On February 9, 2012, in a much anticipated press release, FDA announced the publication of draft guidance documents relating to the development of follow-on biologics for previously approved therapeutic proteins under the Biologics Price Competition and Innovation Act (the BPCIA). The guidance documents are general in nature and leave some questions unanswered, but represent the first step in removing uncertainties associated with the biosimilar approval pathway.
The BPCIA was signed into law on March 23, 2010, as part of the Patient Protection and Affordable Care Act (the Healthcare Reform Act), creating an FDA approval pathway for follow-on versions of biological products such as therapeutic proteins. It also provides exclusivity periods for reference biologic and certain follow-on products and a complex framework for resolving patent disputes between sponsors of the biosimilar product and the reference biologic product.
The BPCIA created a purportedly streamlined approval process and other similar provisions for follow-on biologics.
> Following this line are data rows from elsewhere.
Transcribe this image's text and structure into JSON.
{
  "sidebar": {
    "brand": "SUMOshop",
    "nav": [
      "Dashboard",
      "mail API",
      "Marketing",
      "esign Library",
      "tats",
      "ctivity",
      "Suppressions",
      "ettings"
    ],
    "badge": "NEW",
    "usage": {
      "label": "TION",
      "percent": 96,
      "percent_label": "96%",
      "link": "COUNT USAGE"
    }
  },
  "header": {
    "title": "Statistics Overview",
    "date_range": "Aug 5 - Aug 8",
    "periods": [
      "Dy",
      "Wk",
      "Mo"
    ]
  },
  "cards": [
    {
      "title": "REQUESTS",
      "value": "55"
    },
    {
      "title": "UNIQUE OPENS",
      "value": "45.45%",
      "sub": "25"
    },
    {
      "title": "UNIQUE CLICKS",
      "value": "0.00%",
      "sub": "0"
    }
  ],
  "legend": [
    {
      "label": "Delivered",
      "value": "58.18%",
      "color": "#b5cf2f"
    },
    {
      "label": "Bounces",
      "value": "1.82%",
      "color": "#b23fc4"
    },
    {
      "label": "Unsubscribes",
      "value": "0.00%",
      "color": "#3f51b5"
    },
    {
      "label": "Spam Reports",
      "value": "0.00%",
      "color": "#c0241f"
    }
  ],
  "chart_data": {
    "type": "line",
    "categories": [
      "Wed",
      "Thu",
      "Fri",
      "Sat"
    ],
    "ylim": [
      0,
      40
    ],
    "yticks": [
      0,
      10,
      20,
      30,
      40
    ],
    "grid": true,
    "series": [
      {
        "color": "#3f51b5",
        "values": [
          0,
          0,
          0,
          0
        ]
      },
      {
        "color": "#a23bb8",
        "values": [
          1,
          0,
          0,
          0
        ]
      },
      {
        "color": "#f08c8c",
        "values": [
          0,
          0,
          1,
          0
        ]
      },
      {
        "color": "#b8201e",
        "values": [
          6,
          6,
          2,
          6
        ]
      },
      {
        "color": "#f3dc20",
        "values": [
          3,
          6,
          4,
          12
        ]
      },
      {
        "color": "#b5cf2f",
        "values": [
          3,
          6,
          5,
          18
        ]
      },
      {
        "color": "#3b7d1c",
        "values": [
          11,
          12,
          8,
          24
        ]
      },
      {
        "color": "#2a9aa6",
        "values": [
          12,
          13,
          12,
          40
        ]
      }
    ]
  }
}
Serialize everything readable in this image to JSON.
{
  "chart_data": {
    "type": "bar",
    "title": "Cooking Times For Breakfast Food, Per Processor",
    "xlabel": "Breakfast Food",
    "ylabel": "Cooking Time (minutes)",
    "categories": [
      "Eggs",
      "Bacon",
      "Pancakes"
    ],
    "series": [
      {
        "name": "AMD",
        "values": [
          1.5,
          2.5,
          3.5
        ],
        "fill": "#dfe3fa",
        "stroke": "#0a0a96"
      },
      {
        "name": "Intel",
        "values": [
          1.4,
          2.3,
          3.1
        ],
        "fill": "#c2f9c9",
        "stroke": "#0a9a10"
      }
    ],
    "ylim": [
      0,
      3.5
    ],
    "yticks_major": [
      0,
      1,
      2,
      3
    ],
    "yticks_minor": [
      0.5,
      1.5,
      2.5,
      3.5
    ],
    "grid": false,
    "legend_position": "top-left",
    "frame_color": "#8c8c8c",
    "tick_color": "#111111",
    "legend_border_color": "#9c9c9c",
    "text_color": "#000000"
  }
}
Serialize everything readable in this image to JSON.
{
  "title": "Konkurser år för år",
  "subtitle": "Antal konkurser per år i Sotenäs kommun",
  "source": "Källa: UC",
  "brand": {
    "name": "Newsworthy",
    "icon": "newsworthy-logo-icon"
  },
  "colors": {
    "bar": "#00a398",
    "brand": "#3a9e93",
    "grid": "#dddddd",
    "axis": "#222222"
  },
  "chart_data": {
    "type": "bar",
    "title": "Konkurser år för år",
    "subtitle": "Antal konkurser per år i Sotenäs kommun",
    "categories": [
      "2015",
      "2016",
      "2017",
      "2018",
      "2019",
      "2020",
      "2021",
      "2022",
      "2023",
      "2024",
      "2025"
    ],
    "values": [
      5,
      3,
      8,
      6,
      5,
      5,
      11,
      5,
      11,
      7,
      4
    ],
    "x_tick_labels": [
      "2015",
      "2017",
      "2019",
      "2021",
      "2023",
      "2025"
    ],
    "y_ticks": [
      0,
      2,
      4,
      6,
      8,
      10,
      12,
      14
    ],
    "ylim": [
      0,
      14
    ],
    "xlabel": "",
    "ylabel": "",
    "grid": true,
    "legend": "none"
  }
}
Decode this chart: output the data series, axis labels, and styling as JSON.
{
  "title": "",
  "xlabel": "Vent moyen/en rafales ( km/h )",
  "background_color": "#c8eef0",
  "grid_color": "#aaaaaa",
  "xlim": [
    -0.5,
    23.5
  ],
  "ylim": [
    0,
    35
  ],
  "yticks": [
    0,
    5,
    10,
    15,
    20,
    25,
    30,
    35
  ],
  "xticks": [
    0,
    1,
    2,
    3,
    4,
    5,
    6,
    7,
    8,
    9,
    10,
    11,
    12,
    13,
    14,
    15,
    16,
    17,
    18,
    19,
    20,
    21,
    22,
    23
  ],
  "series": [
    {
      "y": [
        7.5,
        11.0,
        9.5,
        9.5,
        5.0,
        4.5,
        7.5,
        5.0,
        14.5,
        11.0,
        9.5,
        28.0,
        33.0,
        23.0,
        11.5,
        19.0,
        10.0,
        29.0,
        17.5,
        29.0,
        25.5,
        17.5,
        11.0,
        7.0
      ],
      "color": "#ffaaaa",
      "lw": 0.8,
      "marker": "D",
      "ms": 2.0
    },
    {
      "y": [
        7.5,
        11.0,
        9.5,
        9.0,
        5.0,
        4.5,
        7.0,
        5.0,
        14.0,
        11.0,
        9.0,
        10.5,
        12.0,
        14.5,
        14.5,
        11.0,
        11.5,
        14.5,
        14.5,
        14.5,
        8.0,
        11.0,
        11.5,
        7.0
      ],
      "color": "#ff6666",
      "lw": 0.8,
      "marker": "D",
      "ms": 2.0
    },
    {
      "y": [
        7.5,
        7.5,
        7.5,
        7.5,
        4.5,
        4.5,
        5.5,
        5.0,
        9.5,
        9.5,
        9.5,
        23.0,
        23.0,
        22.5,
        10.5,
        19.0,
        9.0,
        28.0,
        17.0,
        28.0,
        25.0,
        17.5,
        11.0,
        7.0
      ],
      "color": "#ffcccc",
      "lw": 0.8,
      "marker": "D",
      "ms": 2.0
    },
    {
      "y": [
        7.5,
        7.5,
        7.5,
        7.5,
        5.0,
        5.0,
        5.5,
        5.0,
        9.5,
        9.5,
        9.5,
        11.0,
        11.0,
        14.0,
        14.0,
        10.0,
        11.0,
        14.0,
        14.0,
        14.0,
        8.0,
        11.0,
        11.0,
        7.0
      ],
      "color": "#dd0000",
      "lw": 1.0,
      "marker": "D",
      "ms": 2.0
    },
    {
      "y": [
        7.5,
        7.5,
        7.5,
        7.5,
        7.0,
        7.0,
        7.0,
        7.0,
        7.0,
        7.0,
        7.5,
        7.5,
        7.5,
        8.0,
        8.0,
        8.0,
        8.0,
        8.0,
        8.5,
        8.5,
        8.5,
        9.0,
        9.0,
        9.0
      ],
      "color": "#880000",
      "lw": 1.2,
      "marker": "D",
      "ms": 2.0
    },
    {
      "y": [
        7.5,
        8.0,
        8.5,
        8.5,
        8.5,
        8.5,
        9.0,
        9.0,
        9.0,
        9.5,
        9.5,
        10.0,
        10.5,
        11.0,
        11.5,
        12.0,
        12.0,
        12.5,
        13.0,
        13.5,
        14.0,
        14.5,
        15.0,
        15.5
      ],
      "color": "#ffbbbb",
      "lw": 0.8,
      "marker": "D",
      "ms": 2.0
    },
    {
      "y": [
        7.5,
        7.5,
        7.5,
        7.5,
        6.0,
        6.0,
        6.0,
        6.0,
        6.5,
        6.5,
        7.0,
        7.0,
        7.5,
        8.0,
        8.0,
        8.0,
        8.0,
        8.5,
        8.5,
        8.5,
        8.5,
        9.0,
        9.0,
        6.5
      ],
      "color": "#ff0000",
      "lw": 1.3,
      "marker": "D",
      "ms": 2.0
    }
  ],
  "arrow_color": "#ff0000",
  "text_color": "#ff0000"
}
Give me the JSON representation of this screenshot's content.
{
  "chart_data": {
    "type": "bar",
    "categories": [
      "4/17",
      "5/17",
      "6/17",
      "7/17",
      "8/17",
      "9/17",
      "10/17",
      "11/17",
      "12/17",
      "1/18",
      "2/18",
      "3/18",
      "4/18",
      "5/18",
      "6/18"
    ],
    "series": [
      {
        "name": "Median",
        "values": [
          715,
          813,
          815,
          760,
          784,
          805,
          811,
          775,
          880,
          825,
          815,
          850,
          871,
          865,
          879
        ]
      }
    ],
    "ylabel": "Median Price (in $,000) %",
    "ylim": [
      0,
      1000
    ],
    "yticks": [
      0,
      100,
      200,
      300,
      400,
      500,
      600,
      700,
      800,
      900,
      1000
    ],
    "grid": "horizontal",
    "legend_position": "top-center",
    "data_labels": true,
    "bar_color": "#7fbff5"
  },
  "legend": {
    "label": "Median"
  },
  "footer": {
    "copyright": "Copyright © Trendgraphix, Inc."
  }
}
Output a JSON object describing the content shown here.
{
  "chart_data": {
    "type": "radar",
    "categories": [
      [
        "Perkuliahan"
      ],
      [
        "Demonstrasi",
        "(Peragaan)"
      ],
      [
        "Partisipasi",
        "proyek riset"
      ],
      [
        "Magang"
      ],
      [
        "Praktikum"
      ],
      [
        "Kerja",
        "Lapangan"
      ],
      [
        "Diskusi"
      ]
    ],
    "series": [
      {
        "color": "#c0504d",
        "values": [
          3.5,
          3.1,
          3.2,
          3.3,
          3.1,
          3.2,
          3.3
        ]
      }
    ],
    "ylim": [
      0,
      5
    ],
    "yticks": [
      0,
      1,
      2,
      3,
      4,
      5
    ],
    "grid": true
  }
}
Given the various complexities in structure and manufacturing processes, approval of a follow-on product under the BPCIA requires more than the showing of “bioequivalence” that is required for generic drugs. The sponsor of the follow-on biologic must demonstrate that it (i) is “biosimilar” to a reference product, (ii) uses the same mechanism of action, to the extent known for the reference product, and (iii) is being proposed for previously approved condition(s) of use. A biosimilar product may be deemed “interchangeable” if further requirements are met.